CIA nominee Gina Haspel says torture doesn’t work as interrogation tool

WASHINGTON (AP) — President Donald Trump’s CIA nominee said Wednesday at her confirmation hearing that she doesn’t believe torture works as an interrogation technique and that her “strong moral compass” would prevent her from carrying out any presidential order she found objectionable.

Under questioning by members of the Senate Intelligence Committee, acting CIA Director Gina Haspel said she would not permit the spy agency to restart the kind of harsh detention and interrogation program it ran at black sites after Sept. 11. It was one of the darkest chapters of the CIA’s history and tainted America’s image worldwide.

Senators asked how she would respond if Trump — who has said he supports harsh interrogation techniques like waterboarding and “a hell of a lot worse” — ordered her to do something she found morally objectionable.

“I would not allow CIA to undertake activity that I thought was immoral, even if it was technically legal,” said Haspel, a 33-year veteran of the agency. “I would absolutely not permit it.”

When asked if she agrees with the president’s assertion that torture works, Haspel said: “I don’t believe that torture works.” She added that she doesn’t think Trump would ask the CIA to resume waterboarding, which simulates drowning.

She faces what will likely be a close confirmation vote in the full Senate.
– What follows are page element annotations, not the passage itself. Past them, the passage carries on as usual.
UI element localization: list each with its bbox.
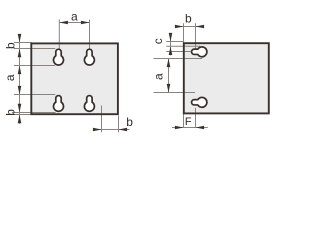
svg-text:a: a: [3, 74, 17, 81]
svg-text:b: b: [4, 42, 18, 49]
svg-text:F: F: [185, 116, 192, 128]
svg-text:b: b: [4, 109, 18, 116]
svg-text:b: b: [126, 115, 133, 129]
svg-text:a: a: [152, 73, 166, 80]
svg-text:a: a: [71, 9, 78, 23]
svg-text:b: b: [185, 11, 192, 25]
svg-text:c: c: [151, 38, 165, 44]
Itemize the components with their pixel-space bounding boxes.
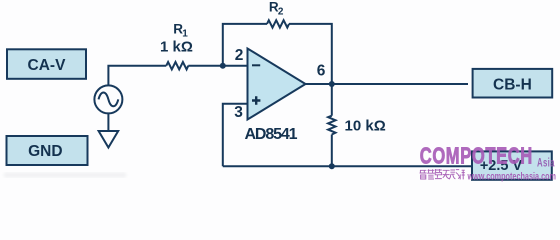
svg-text:CB-H: CB-H — [493, 76, 532, 93]
svg-text:CA-V: CA-V — [28, 57, 67, 74]
wire: pin3 input — [223, 104, 248, 167]
plus sign pin3 — [252, 96, 260, 104]
watermark COMPOTECH — [420, 144, 533, 169]
node bottom junction dot — [329, 163, 335, 169]
resistor 10k vertical — [328, 116, 335, 135]
label R1 — [173, 21, 188, 39]
svg-text:3: 3 — [234, 104, 243, 121]
node A junction dot — [220, 63, 226, 69]
svg-text:2: 2 — [278, 7, 284, 18]
svg-text:COMPOTECH: COMPOTECH — [420, 144, 533, 169]
label R2 — [269, 0, 284, 18]
op-amp U1 AD8541 — [248, 49, 306, 120]
wire: feedback top to output column — [289, 24, 332, 84]
wire: R1 to op-amp pin2 — [188, 65, 247, 67]
source V1 sine generator — [94, 85, 122, 113]
wire: bottom rail — [223, 165, 471, 167]
scan smear artifact — [4, 173, 126, 178]
terminal box CA-V — [7, 49, 86, 79]
svg-text:10 kΩ: 10 kΩ — [345, 118, 386, 135]
sine wave glyph — [99, 93, 119, 107]
wire: output to CB-H — [306, 83, 469, 85]
node output junction dot — [329, 81, 335, 87]
svg-text:1 kΩ: 1 kΩ — [160, 39, 193, 56]
svg-text:GND: GND — [28, 143, 62, 160]
terminal box +2.5V — [472, 151, 552, 179]
minus sign pin2 — [252, 64, 260, 66]
svg-text:AD8541: AD8541 — [245, 126, 298, 143]
wire: source top to R1 — [108, 66, 166, 86]
resistor R1 — [166, 62, 188, 69]
terminal box CB-H — [473, 69, 553, 98]
watermark CJK tagline (drawn) — [420, 169, 465, 179]
wire: output down to 10k — [331, 84, 333, 116]
wire: source to ground — [107, 113, 109, 131]
wire: 10k to bottom rail — [331, 135, 333, 167]
wire: feedback left riser — [223, 24, 267, 66]
svg-text:Asia: Asia — [537, 157, 555, 170]
svg-text:6: 6 — [317, 63, 326, 80]
svg-text:www.compotechasia.com: www.compotechasia.com — [467, 170, 556, 182]
terminal box GND — [7, 136, 88, 165]
svg-text:2: 2 — [235, 47, 244, 64]
resistor R2 — [267, 20, 289, 27]
ground — [99, 131, 119, 148]
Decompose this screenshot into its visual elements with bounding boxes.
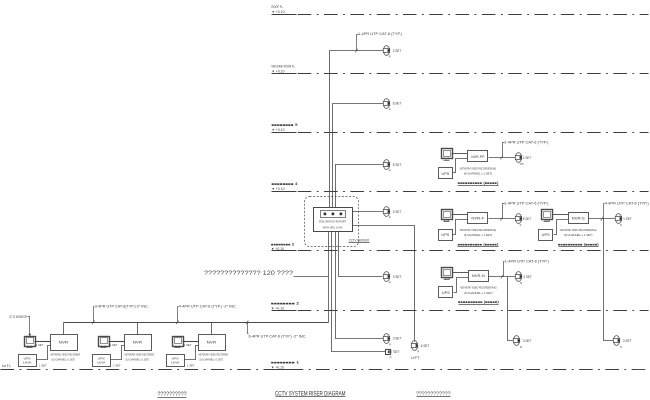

The CIA director position opened up after Mike Pompeo was named secretary of state. Haspel would be the first female CIA director.

While she has deep experience, her nomination is contentious because she was chief of base of a covert detention site in Thailand where terror suspects were waterboarded. There also have been questions about how she drafted a cable that her boss used to order the destruction of videotapes of interrogation sessions conducted at the site.

Protesters disrupted the hearing shouting, “Prosecute the torturers!” and “Bloody Gina!” Haspel remained stone-faced as police escorted them out of the room.

“I realize that there are strong disagreements on the effectiveness of the CIA’s detention and interrogation program,” Haspel wrote in answers to more than 100 questions submitted by committee members and released at her hearing.

“In my view — a view shared by all nine former directors and acting directors — the CIA was able to collect valuable intelligence that contributed to the prevention of further terrorist attacks. That said, it is impossible to know whether the CIA could have obtained the same information in another way,” she wrote.